Here is an example to illustrate the procedure.

In this data set (e.g. the following data set), where 1,311 meters was measured between two contours representing the maximum distance, it can be hoped that an overlap of 1,500 meters will be sufficient, and if there is substantial available memory, you can take the precaution of setting a 2,000 meters overlap.

Example of a dataset

Example of a dataset

In this example, where it was shown in the previous paragraph that a 1,500 meters overlap should suffice, a 2,000 meters overlap has been used. You can see the division into tiles (in blue) as well as the overlap for each of the tiles (in red).
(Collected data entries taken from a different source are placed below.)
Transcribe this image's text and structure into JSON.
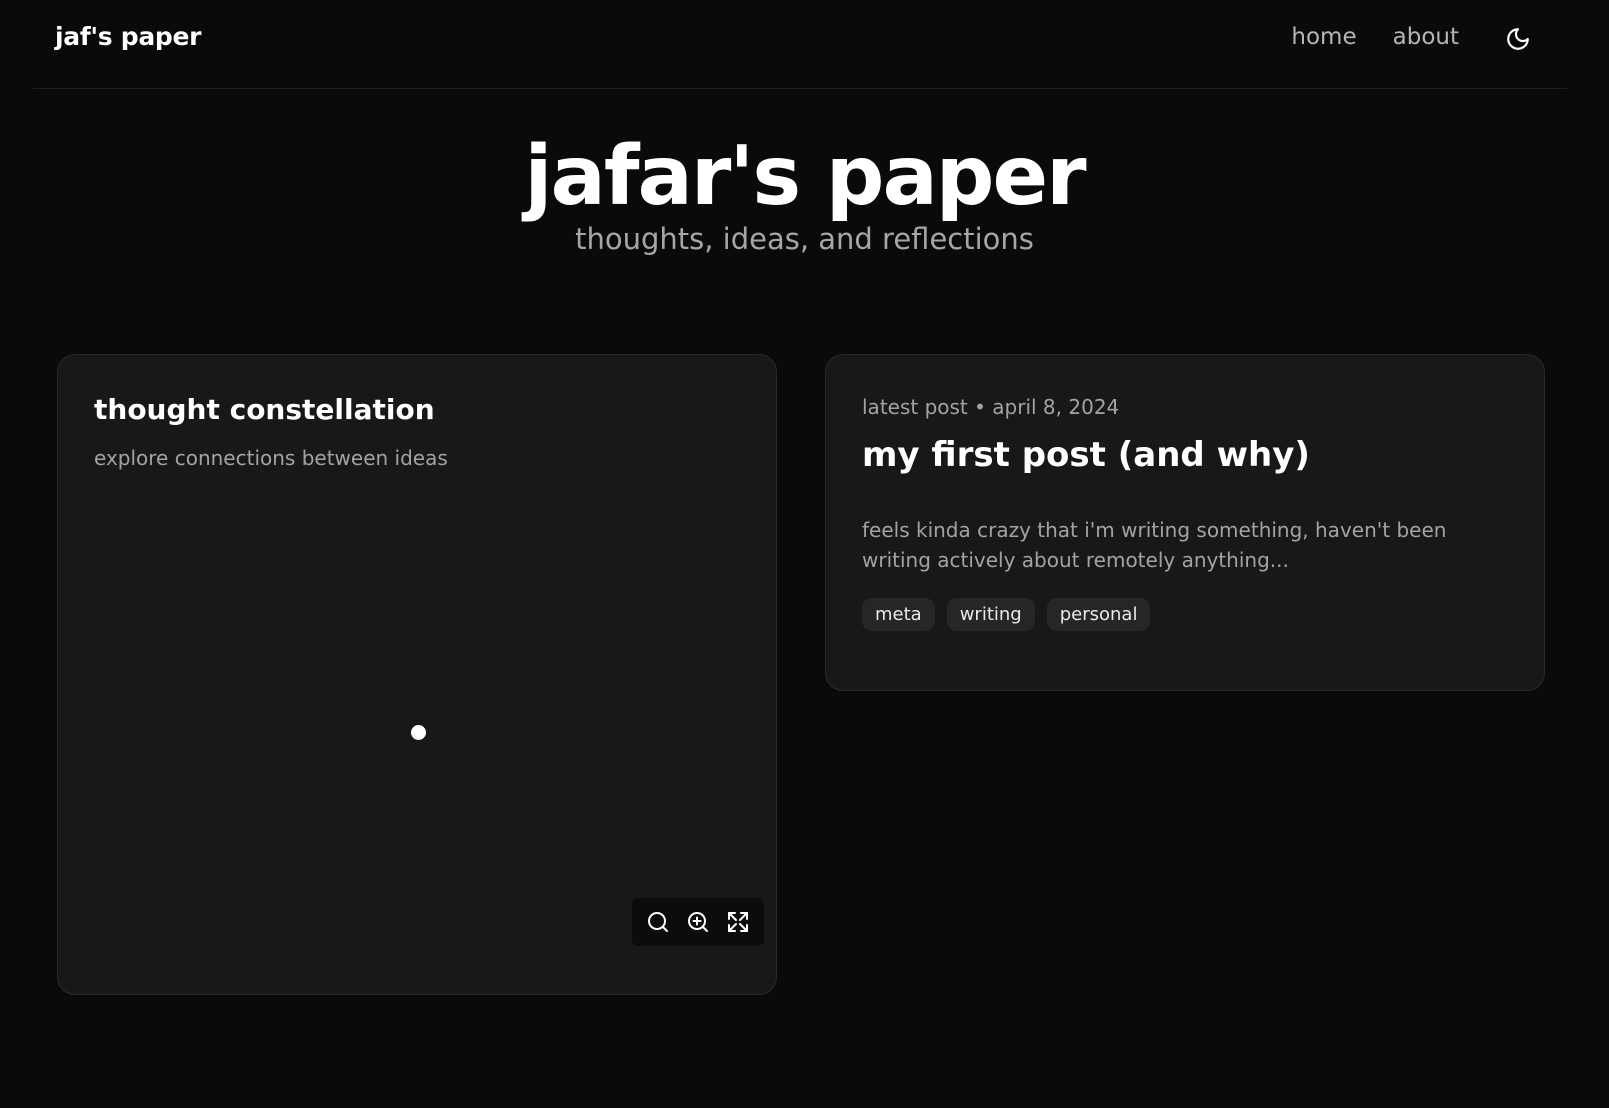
{
  "header": {
    "brand": "jaf's paper",
    "nav": [
      {
        "label": "home"
      },
      {
        "label": "about"
      }
    ],
    "theme_toggle_icon": "moon-icon"
  },
  "hero": {
    "title": "jafar's paper",
    "subtitle": "thoughts, ideas, and reflections"
  },
  "constellation": {
    "title": "thought constellation",
    "subtitle": "explore connections between ideas",
    "controls": [
      "search-icon",
      "zoom-in-icon",
      "fullscreen-icon"
    ]
  },
  "latest_post": {
    "meta": "latest post • april 8, 2024",
    "title": "my first post (and why)",
    "excerpt": "feels kinda crazy that i'm writing something, haven't been writing actively about remotely anything...",
    "tags": [
      "meta",
      "writing",
      "personal"
    ]
  },
  "colors": {
    "background": "#0a0a0a",
    "card": "#181818",
    "text_primary": "#ffffff",
    "text_muted": "#a3a3a3"
  }
}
Division into tiles and tile overlaps

Division into tiles and tile overlaps

Here the different colours show the TINs created for each of the tiles. Triangles that overlap the edges of the tiles are found in at least two TINs.

TINs created

TINs created

However, geometrically the same result is obtained as if the triangulation had been carried out in a single TIN.

Single model

Single model

Finally, if the definition of the size of the overlap is a bit restricting because it requires the examination of data before processing, the algorithms also use it to delete all triangles (on the edge of each TIN) the longest side of which is greater than the overlap value. This makes it possible to remove all unwanted triangles situated in concave areas of the data sources. This triangle filtering by length option can be disabled.